Whatever the mystery, one thing remains horribly, undeniably clear – after darkness fell on that cold December day, residents of the Levenhall scheme heard a commotion in the street. When concerned neighbours went to see what was causing the noise, they found Lachlan Doune dancing around a fire on a piece of waste ground, strewn with empty bottles and garbage. While they remonstrated with the agitated youth, barmaid Patricia McLean noticed there was what seemed to be a small human body in the fire. She was right – it was the remains of Nicole Clancy. When scaffolder Archie Bannerman asked Doune what was going on, the youth – seemingly in a trance, or a deranged state – mysteriously said “I can’t explain me to myself”.

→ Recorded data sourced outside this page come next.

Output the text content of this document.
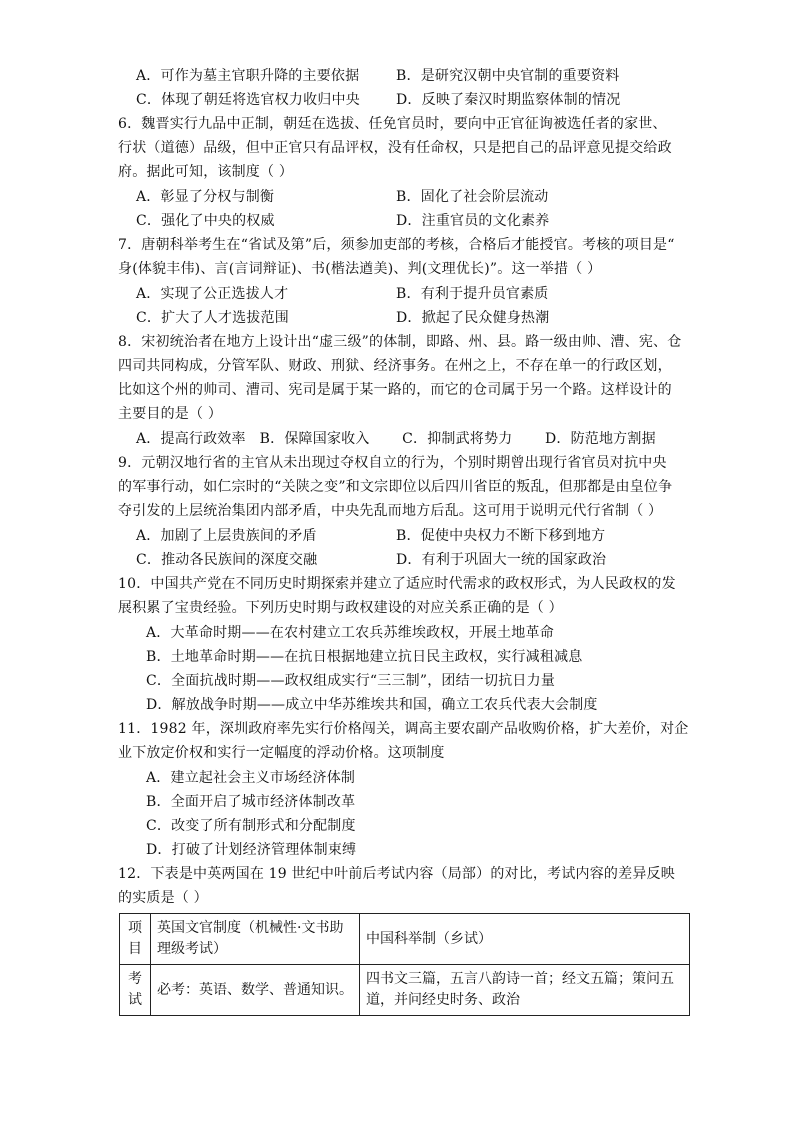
A．可作为墓主官职升降的主要依据	B．是研究汉朝中央官制的重要资料
C．体现了朝廷将选官权力收归中央	D．反映了秦汉时期监察体制的情况
6．魏晋实行九品中正制，朝廷在选拔、任免官员时，要向中正官征询被选任者的家世、
行状（道德）品级，但中正官只有品评权，没有任命权，只是把自己的品评意见提交给政
府。据此可知，该制度（ ）
A．彰显了分权与制衡	B．固化了社会阶层流动
C．强化了中央的权威	D．注重官员的文化素养
7．唐朝科举考生在“省试及第”后，须参加吏部的考核，合格后才能授官。考核的项目是“
身(体貌丰伟)、言(言词辩证)、书(楷法遒美)、判(文理优长)”。这一举措（ ）
A．实现了公正选拔人才	B．有利于提升员官素质
C．扩大了人才选拔范围	D．掀起了民众健身热潮
8．宋初统治者在地方上设计出“虚三级”的体制，即路、州、县。路一级由帅、漕、宪、仓
四司共同构成，分管军队、财政、刑狱、经济事务。在州之上，不存在单一的行政区划，
比如这个州的帅司、漕司、宪司是属于某一路的，而它的仓司属于另一个路。这样设计的
主要目的是（ ）
A．提高行政效率   B．保障国家收入       C．抑制武将势力       D．防范地方割据
9．元朝汉地行省的主官从未出现过夺权自立的行为，个别时期曾出现行省官员对抗中央
的军事行动，如仁宗时的“关陕之变”和文宗即位以后四川省臣的叛乱，但那都是由皇位争
夺引发的上层统治集团内部矛盾，中央先乱而地方后乱。这可用于说明元代行省制（ ）
A．加剧了上层贵族间的矛盾	B．促使中央权力不断下移到地方
C．推动各民族间的深度交融	D．有利于巩固大一统的国家政治
10．中国共产党在不同历史时期探索并建立了适应时代需求的政权形式，为人民政权的发
展积累了宝贵经验。下列历史时期与政权建设的对应关系正确的是（ ）
A．大革命时期——在农村建立工农兵苏维埃政权，开展土地革命
B．土地革命时期——在抗日根据地建立抗日民主政权，实行减租减息
C．全面抗战时期——政权组成实行“三三制”，团结一切抗日力量
D．解放战争时期——成立中华苏维埃共和国，确立工农兵代表大会制度
11．1982 年，深圳政府率先实行价格闯关，调高主要农副产品收购价格，扩大差价，对企
业下放定价权和实行一定幅度的浮动价格。这项制度
A．建立起社会主义市场经济体制
B．全面开启了城市经济体制改革
C．改变了所有制形式和分配制度
D．打破了计划经济管理体制束缚
12．下表是中英两国在 19 世纪中叶前后考试内容（局部）的对比，考试内容的差异反映
的实质是（ ）
项目	英国文官制度（机械性·文书助理级考试）	中国科举制（乡试）
考试	必考：英语、数学、普通知识。	四书文三篇，五言八韵诗一首；经文五篇；策问五道，并问经史时务、政治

At last, Bruce, you managed an accurate quote.  Idly, I checked Amazon on my phone – this book was out of print and unavailable, not even as a “used” version, however much this particular copy had interested somebody. I flicked to the book’s frontispiece – no old-fashioned sheet there with dates of issue, just a barcode. I went to the issue desk and waved the book at the neckbeard tickling his keyboard there, as if I’d discovered it...

Friday, 8 November 2013

Calling Jesus

There was no name on the door, but there were on the others, and none of them was Clancy. I chapped the splintery surface and waited.

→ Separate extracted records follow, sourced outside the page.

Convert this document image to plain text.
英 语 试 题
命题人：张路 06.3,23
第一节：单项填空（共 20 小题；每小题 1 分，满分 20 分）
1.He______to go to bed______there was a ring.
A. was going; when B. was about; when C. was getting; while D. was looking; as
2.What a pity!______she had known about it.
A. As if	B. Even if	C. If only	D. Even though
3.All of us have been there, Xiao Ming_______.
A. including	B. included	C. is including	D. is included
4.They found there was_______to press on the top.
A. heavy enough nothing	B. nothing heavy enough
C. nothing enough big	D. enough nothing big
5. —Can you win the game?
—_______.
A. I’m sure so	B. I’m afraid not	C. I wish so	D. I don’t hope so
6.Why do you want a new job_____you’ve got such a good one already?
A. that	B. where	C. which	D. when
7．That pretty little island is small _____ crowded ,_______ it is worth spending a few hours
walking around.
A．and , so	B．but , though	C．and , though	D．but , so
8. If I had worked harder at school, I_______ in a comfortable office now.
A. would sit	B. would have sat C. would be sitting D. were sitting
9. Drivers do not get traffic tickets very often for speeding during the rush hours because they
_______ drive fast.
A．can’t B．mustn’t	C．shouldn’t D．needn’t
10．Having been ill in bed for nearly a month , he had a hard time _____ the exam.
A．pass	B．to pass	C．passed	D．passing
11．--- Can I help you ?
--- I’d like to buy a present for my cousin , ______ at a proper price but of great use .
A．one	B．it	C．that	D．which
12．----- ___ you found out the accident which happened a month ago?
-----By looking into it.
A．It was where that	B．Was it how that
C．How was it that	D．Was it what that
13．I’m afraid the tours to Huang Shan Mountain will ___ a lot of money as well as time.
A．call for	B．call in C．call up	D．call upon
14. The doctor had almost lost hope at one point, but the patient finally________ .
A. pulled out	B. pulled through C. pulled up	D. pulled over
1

No answer. Inside, I could hear the television, canned laughter and whooping. I knocked again, the door juddering under the rap….the TV was still the only sound. I bent down and shouted through the letterbox. “Taxi for Clancy!” Inside, vague bumps and clicks. The door was opened in slow-motion by a woman with no outline, a shape you couldn’t pour custard into. She spoke in the same halting freeze-frame style.

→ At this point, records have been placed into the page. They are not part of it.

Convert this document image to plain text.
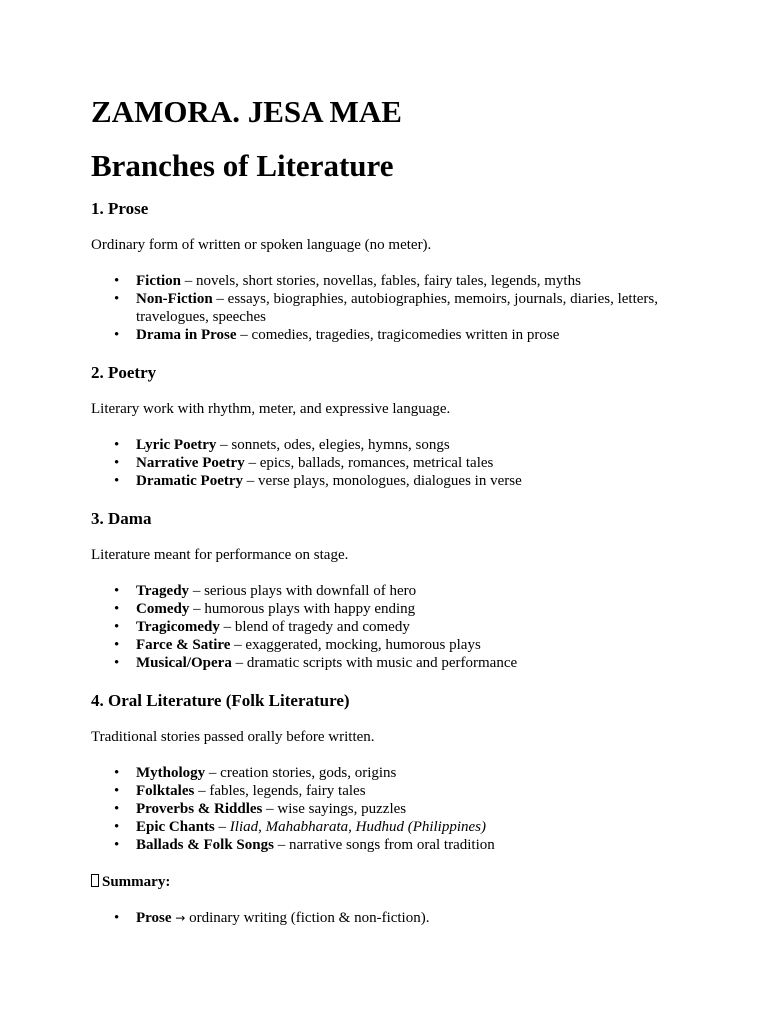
ZAMORA. JESA MAE
Branches of Literature
1. Prose

Ordinary form of written or spoken language (no meter).

• Fiction – novels, short stories, novellas, fables, fairy tales, legends, myths
• Non-Fiction – essays, biographies, autobiographies, memoirs, journals, diaries, letters, travelogues, speeches
• Drama in Prose – comedies, tragedies, tragicomedies written in prose
2. Poetry

Literary work with rhythm, meter, and expressive language.

• Lyric Poetry – sonnets, odes, elegies, hymns, songs
• Narrative Poetry – epics, ballads, romances, metrical tales
• Dramatic Poetry – verse plays, monologues, dialogues in verse
3. Dama

Literature meant for performance on stage.

• Tragedy – serious plays with downfall of hero
• Comedy – humorous plays with happy ending
• Tragicomedy – blend of tragedy and comedy
• Farce & Satire – exaggerated, mocking, humorous plays
• Musical/Opera – dramatic scripts with music and performance
4. Oral Literature (Folk Literature)

Traditional stories passed orally before written.

• Mythology – creation stories, gods, origins
• Folktales – fables, legends, fairy tales
• Proverbs & Riddles – wise sayings, puzzles
• Epic Chants – Iliad, Mahabharata, Hudhud (Philippines)
• Ballads & Folk Songs – narrative songs from oral tradition

Summary:

• Prose → ordinary writing (fiction & non-fiction).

“I never phoned a taxi. Must be a mistake.”
“You answered to Clancy, but.”
“I’m no’ goin’ anywhere.”
“Aye, I know. My name’s Stephen McCabe, by the way. Here’s a letter from a lawyer, says why I’m really here. Can I come in?”
“Eh? I canny…whit is it ye want?”
“Somebody left you money in their will, except the money seems to have taken a walk. I want to talk to you about that.”
“Canny be arsed.”
“Are you listening to me? I said, there could be money in this for you – a lot of money, actually.”
“Whit do I have to do?”
“Let me come in and talk to you – deal?”
Linda Clancy’s living room was definitely well on the upside of average for a single woman presumably living on welfare benefits, absent the junkie hallmarks of no carpet, two weeks’ worth of takeaway containers piled askew, drug paraphernalia, grim odours and unfathomable dirt. It was, in fact, clean, tidy and decorated sometime this century, furnished with Sweden’s finest flatpacks and Scotland’s tartan-est fabrics. The one startling item was a 54-inch Samsung plasma, but that was hardly uncommon and it didn’t constitute evidence that Linda was wallowing in the delights of a Cayman bank account.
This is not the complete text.